Psychologist’s advice on what not to do

First of all, in no case should you scold the child and even more so punish for bad behavior. Otherwise, alienation and isolation can be provoked, and in the future this will lead to violations of socialization.

The use of physical force is also completely excluded. It is already difficult for children during this period, and by raising a hand against him, you can worsen the condition even more, cause serious psychological trauma.

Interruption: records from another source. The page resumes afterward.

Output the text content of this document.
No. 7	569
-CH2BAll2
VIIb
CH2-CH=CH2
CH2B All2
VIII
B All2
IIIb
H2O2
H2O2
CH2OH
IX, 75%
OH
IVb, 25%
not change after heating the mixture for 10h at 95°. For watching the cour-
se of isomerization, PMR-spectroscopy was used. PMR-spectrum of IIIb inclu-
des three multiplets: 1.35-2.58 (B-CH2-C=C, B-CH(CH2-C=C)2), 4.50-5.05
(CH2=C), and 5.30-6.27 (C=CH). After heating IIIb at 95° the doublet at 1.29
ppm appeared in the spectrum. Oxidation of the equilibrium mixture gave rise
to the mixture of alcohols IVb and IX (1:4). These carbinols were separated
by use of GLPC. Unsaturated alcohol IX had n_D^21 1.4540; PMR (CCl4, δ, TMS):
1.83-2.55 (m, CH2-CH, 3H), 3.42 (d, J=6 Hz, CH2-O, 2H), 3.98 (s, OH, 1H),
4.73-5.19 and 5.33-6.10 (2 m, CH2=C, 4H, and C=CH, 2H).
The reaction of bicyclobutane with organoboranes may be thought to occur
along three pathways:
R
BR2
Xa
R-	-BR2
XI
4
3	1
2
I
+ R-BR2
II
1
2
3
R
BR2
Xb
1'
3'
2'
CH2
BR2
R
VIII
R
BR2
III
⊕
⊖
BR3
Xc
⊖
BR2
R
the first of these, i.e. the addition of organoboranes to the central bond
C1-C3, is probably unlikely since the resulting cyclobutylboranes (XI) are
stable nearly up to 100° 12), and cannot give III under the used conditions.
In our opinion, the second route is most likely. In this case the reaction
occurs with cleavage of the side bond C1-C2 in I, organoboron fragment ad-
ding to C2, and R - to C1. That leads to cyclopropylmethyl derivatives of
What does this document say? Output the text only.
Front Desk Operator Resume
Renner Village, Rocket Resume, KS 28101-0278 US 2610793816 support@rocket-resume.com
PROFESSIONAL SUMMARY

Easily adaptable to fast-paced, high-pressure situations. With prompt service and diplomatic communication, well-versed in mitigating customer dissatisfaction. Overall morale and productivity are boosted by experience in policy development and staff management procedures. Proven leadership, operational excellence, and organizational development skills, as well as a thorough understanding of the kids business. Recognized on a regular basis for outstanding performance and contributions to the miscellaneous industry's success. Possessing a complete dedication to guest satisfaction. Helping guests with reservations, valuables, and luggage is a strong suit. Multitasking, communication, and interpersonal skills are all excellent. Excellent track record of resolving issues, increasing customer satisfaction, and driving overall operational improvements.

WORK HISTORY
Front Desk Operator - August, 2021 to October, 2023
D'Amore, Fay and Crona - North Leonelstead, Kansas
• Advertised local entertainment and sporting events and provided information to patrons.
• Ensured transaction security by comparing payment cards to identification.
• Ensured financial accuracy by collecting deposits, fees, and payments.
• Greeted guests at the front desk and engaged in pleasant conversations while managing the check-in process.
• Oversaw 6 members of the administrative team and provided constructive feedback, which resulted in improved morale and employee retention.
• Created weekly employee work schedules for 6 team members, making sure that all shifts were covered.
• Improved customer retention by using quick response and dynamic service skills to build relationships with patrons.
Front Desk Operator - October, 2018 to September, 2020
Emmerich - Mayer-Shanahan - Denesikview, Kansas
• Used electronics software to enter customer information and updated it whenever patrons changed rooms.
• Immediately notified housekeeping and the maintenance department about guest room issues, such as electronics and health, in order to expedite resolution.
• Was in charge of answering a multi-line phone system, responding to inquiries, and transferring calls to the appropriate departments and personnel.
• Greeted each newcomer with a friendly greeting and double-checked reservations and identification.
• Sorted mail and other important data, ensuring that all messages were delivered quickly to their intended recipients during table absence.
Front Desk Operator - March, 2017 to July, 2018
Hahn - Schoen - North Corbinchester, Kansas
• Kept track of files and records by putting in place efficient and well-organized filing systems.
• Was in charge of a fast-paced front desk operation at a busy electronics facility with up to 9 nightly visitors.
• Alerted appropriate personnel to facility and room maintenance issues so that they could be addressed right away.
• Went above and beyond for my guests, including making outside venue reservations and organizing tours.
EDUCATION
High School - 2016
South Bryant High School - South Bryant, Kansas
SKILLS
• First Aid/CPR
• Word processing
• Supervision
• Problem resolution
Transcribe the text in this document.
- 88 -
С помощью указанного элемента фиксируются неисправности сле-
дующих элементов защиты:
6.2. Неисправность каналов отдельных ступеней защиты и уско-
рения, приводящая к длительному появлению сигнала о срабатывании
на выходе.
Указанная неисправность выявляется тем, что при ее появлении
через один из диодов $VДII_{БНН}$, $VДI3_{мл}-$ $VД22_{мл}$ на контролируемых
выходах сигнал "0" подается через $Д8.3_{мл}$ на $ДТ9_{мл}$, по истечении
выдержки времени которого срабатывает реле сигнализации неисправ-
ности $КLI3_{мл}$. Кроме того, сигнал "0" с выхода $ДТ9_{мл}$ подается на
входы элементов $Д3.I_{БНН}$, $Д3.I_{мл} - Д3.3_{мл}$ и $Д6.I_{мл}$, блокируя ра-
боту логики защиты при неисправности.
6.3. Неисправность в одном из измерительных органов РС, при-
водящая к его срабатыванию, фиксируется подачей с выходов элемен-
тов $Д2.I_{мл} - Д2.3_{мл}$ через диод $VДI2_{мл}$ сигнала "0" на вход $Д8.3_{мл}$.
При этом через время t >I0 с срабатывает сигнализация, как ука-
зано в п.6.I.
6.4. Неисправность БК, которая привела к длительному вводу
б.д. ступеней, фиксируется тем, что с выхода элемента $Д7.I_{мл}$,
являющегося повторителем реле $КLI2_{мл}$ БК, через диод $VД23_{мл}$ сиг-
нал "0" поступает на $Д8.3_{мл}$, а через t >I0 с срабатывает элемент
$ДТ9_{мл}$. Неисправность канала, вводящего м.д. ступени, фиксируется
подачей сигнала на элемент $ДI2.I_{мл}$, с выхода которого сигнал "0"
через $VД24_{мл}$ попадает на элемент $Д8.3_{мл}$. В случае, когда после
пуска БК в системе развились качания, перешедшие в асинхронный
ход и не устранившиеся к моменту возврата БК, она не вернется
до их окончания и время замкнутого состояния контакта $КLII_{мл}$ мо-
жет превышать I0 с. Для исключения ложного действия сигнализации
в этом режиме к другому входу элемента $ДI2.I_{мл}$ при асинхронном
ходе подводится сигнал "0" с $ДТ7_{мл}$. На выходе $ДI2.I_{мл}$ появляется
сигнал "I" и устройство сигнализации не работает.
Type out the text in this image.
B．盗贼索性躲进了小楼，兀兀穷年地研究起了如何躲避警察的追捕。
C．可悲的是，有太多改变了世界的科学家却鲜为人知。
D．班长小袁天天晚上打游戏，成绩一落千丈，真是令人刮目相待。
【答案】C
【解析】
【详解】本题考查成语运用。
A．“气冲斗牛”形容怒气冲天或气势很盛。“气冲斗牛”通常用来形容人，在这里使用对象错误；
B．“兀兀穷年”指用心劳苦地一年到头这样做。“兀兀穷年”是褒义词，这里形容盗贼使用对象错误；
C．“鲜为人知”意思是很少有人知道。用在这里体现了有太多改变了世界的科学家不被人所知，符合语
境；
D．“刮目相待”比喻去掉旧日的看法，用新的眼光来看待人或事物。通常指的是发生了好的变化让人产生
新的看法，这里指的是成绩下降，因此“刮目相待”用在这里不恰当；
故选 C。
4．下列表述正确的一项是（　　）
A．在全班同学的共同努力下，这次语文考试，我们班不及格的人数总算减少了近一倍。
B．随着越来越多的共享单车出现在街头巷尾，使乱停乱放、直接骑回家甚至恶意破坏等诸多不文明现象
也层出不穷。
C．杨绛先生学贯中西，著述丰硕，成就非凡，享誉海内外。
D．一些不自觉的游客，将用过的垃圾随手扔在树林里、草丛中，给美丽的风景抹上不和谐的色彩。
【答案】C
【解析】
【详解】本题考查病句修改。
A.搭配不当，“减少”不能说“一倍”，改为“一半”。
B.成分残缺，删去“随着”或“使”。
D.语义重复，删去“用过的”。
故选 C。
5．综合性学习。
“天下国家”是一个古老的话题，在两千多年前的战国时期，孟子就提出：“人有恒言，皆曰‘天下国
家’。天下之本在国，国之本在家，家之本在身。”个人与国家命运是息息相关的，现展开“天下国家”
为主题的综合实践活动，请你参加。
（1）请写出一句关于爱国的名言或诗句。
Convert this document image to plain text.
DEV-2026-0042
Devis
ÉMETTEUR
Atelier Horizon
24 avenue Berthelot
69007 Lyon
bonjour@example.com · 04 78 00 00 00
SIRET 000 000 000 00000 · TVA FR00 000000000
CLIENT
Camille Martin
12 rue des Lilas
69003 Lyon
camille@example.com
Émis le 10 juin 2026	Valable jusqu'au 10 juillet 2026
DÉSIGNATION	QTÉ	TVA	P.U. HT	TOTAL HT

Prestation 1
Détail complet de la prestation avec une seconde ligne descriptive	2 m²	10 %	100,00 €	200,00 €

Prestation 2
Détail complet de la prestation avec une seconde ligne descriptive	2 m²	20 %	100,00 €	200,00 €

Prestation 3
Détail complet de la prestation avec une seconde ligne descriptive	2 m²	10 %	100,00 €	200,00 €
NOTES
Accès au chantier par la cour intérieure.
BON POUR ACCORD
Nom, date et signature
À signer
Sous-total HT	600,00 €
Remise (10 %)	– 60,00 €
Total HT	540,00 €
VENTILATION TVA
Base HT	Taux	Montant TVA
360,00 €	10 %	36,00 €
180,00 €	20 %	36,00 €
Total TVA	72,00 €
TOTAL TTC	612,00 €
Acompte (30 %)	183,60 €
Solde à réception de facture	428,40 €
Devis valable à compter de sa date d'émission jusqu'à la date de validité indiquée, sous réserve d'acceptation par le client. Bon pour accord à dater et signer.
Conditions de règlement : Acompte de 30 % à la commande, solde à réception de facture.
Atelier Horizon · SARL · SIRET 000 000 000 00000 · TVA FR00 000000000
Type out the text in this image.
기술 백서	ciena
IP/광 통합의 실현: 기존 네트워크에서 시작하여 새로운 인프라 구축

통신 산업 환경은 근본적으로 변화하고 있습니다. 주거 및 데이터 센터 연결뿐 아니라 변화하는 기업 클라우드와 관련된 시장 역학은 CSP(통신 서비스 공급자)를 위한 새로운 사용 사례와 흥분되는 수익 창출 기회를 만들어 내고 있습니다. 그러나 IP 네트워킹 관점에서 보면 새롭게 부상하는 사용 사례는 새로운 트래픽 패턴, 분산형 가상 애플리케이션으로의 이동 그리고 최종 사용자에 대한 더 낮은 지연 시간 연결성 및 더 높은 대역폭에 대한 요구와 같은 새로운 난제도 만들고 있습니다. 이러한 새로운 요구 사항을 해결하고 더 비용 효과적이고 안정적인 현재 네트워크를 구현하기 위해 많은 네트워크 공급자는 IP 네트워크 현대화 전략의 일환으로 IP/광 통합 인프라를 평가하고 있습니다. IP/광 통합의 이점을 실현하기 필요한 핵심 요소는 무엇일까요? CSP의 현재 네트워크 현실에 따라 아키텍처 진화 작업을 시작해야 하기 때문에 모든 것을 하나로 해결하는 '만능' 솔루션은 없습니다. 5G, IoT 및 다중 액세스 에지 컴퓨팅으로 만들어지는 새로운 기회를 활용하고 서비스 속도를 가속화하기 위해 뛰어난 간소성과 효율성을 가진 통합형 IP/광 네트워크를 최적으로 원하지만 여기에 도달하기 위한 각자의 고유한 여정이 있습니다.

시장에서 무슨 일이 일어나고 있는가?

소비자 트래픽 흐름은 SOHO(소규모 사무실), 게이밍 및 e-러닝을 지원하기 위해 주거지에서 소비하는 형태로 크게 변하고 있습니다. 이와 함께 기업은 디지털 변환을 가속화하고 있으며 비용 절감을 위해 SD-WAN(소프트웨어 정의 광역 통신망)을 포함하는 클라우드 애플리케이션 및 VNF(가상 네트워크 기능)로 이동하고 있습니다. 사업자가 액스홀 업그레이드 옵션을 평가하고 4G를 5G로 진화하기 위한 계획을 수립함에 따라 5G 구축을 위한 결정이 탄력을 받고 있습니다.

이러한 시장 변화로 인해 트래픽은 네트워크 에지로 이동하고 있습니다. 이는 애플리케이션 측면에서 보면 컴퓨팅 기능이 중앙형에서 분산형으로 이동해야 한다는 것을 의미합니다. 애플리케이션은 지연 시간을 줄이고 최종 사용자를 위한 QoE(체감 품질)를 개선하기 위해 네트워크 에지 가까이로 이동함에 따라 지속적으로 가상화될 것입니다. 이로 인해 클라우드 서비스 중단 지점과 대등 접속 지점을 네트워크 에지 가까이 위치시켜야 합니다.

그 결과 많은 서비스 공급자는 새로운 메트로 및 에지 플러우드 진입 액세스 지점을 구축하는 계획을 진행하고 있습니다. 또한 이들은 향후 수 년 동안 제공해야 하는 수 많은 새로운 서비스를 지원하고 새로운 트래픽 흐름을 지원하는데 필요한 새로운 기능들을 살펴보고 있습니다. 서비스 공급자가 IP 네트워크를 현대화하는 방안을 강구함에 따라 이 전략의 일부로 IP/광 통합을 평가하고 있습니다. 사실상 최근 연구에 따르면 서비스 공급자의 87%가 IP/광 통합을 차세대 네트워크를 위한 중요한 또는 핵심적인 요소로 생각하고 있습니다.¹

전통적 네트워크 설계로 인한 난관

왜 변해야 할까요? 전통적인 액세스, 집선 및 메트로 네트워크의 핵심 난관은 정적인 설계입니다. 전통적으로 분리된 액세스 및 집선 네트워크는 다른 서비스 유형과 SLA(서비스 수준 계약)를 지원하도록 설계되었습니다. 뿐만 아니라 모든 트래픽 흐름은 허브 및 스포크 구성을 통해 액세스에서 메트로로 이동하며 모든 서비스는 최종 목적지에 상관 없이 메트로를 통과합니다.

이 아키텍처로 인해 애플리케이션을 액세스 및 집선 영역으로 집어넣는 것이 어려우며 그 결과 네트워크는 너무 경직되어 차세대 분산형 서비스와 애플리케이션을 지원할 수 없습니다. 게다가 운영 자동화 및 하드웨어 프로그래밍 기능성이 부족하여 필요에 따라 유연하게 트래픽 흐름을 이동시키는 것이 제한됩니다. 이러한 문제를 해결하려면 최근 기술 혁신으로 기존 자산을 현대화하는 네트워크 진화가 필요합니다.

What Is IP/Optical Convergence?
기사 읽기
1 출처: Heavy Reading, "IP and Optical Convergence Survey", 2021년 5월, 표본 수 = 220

In the absence of a trusting relationship, the child will conclude that no one is interested in his problems, he interferes with everyone and may refuse to communicate openly with his parents.

You should never criticize the behavior, actions of the child in the presence of anyone. All your comments and claims should be discussed face to face.

Psychologist’s advice includes a ban on showing children their negative emotions. Do not show your disappointment, confusion, anger or resentment. The imperturbable look of the parents in response to the tantrum will discourage the child, and he will very quickly calm down himself. Such behavior will be a prevention of possible manipulations by adults in the future.

It is difficult for parents to remain calm and patient, watching a surge of emotions from an excessively raging child. But it is always worth remembering that it is much more difficult for a baby to survive this crisis. At this age, the perception of the world and one’s place in it is formed. Therefore, parents should treat with patience and understanding the whims of their five-year-old child.